Runbook: VPS Backend Deployment (operators)

Purpose: This runbook provides the canonical workflow for deploying the latest healtharchive and enabling automated incident recovery (drift auto-reconcile).

Scope

Environment: production (single VPS)
Audience: operator
Non-goals: This does not cover the initial VPS setup/provisioning (see production-single-vps.md).

Preconditions

Required access: Tailscale access to the host, haadmin user with sudo permissions.
Required inputs: No new secrets required for standard deploys.
Required dependencies: git, docker, python3-venv (already on production VPS).

Architecture / topology (short)

Backend: FastAPI (API) + Python Worker.
Reverse Proxy: Caddy (managed separately).
Watchdogs: vps-crawl-auto-recover.py, vps-storage-hotpath-auto-recover.py, and the new vps-drift-auto-reconcile.py.

Procedure

1) SSH to the VPS

Connect using the Tailscale IP or host alias:

ssh haadmin@vps-tailscale-alias

2) Run the Deployment Script

Navigate to the repo root and run the safe-by-default deploy helper:

cd /opt/healtharchive

# Dry-run (recommended first)
./scripts/vps-deploy.sh

# Apply deployment
./scripts/vps-deploy.sh --apply

What this changes:

Pulls the latest code from main.
Installs/updates Python dependencies in the .venv.
Runs DB migrations (alembic upgrade head).
Restarts the healtharchive-api service.
Restarts healtharchive-worker (only if no jobs are actively crawling).
If the worker restart is intentionally skipped (for example during a controlled maintenance window), the script still reports worker status but keeps the deploy gate on API health and later verification.

3) Enable Auto-Reconciliation Watchdog (One-time)
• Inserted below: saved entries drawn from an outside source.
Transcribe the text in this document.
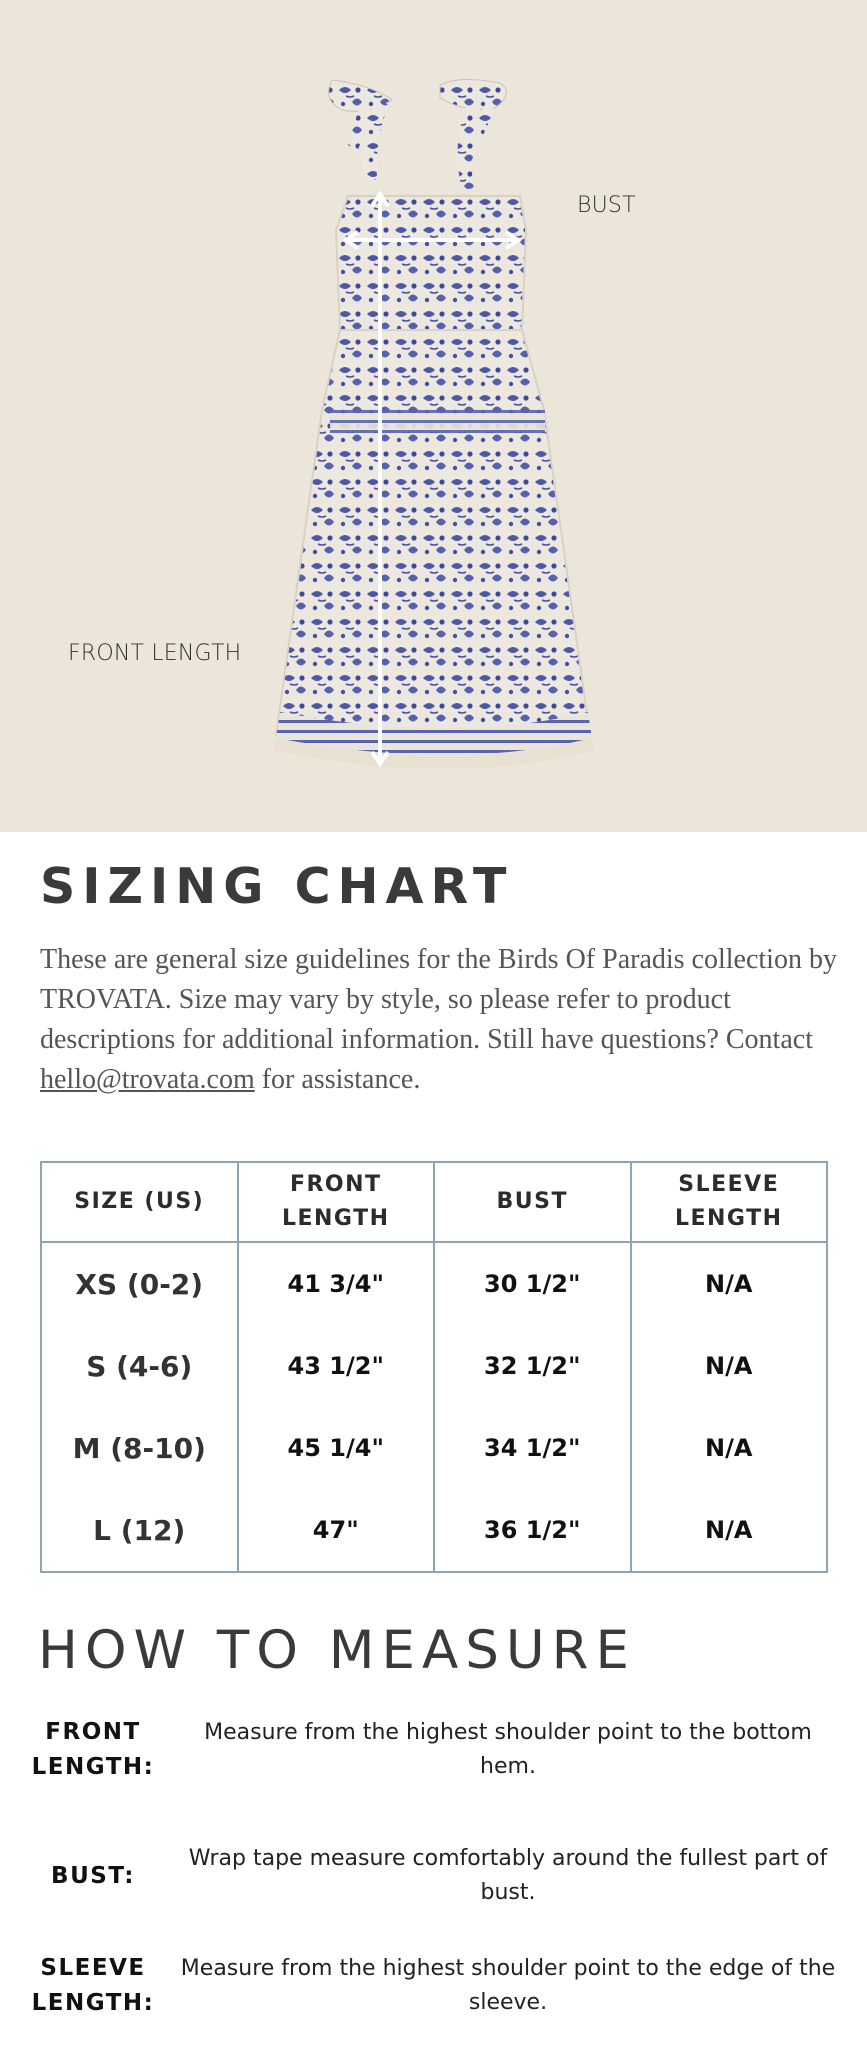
BUST
FRONT LENGTH
SIZING CHART

These are general size guidelines for the Birds Of Paradis collection by TROVATA. Size may vary by style, so please refer to product descriptions for additional information. Still have questions? Contact hello@trovata.com for assistance.

SIZE (US)	FRONT LENGTH	BUST	SLEEVE LENGTH
XS (0-2)	41 3/4"	30 1/2"	N/A
S (4-6)	43 1/2"	32 1/2"	N/A
M (8-10)	45 1/4"	34 1/2"	N/A
L (12)	47"	36 1/2"	N/A
HOW TO MEASURE
FRONT LENGTH:
Measure from the highest shoulder point to the bottom hem.
BUST:
Wrap tape measure comfortably around the fullest part of bust.
SLEEVE LENGTH:
Measure from the highest shoulder point to the edge of the sleeve.
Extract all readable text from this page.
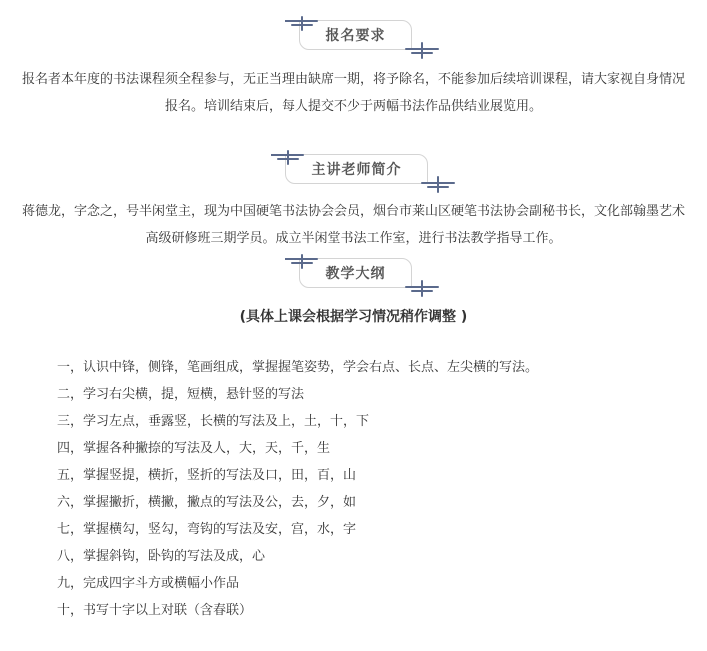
报名要求
报名者本年度的书法课程须全程参与，无正当理由缺席一期，将予除名，不能参加后续培训课程，请大家视自身情况报名。培训结束后，每人提交不少于两幅书法作品供结业展览用。
主讲老师简介
蒋德龙，字念之，号半闲堂主，现为中国硬笔书法协会会员，烟台市莱山区硬笔书法协会副秘书长，文化部翰墨艺术高级研修班三期学员。成立半闲堂书法工作室，进行书法教学指导工作。
教学大纲
(具体上课会根据学习情况稍作调整 )
一，认识中锋，侧锋，笔画组成，掌握握笔姿势，学会右点、长点、左尖横的写法。
二，学习右尖横，提，短横，悬针竖的写法
三，学习左点，垂露竖，长横的写法及上，土，十，下
四，掌握各种撇捺的写法及人，大，天，千，生
五，掌握竖提，横折，竖折的写法及口，田，百，山
六，掌握撇折，横撇，撇点的写法及公，去，夕，如
七，掌握横勾，竖勾，弯钩的写法及安，宫，水，字
八，掌握斜钩，卧钩的写法及成，心
九，完成四字斗方或横幅小作品
十，书写十字以上对联（含春联）
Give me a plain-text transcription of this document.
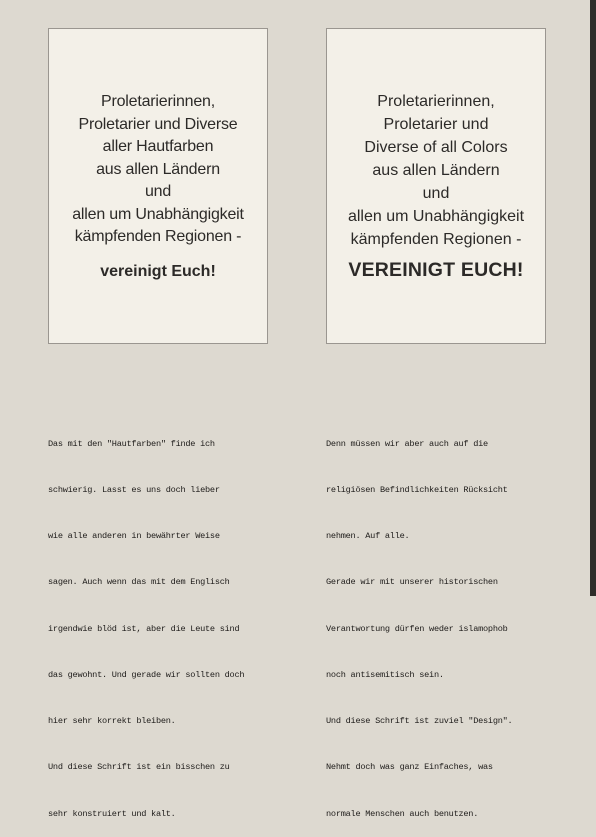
Proletarierinnen,
Proletarier und Diverse
aller Hautfarben
aus allen Ländern
und
allen um Unabhängigkeit
kämpfenden Regionen -
vereinigt Euch!
Proletarierinnen,
Proletarier und
Diverse of all Colors
aus allen Ländern
und
allen um Unabhängigkeit
kämpfenden Regionen -
VEREINIGT EUCH!

Das mit den "Hautfarben" finde ich

schwierig. Lasst es uns doch lieber

wie alle anderen in bewährter Weise

sagen. Auch wenn das mit dem Englisch

irgendwie blöd ist, aber die Leute sind

das gewohnt. Und gerade wir sollten doch

hier sehr korrekt bleiben.

Und diese Schrift ist ein bisschen zu

sehr konstruiert und kalt.

Denn müssen wir aber auch auf die

religiösen Befindlichkeiten Rücksicht

nehmen. Auf alle.

Gerade wir mit unserer historischen

Verantwortung dürfen weder islamophob

noch antisemitisch sein.

Und diese Schrift ist zuviel "Design".

Nehmt doch was ganz Einfaches, was

normale Menschen auch benutzen.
To prevent future "502 Bad Gateway" errors from missing dependencies, enable the new automated watchdog:

# Install the new systemd units from the repo
sudo ./scripts/vps-install-systemd-units.sh --apply

# Create the sentinel file to enable the drift watchdog
sudo install -m 0644 -o root -g root /dev/null /etc/healtharchive/drift-auto-reconcile-enabled

# Enable and start the timer
sudo systemctl enable --now healtharchive-drift-auto-reconcile.timer

What this changes:

Installs healtharchive-drift-auto-reconcile.{service,timer}.
Configures the watchdog to run every 5 minutes.
If it detects "baseline drift" (missing packages), it will auto-trigger a re-deployment to fix the environment.

Verification (“done” criteria)

Public surface: Verify https://api.healtharchive.ca/api/health returns HTTP 200.
Internal health: Check service status:

sudo systemctl status healtharchive-api healtharchive-worker healtharchive-drift-auto-reconcile.timer

Note: if you ran the deploy with --skip-worker-restart, an inactive worker can be expected during the maintenance window. In that case, treat API health and the post-deploy public verification as the deploy-completion gates, then resume the worker under the window procedure you are following.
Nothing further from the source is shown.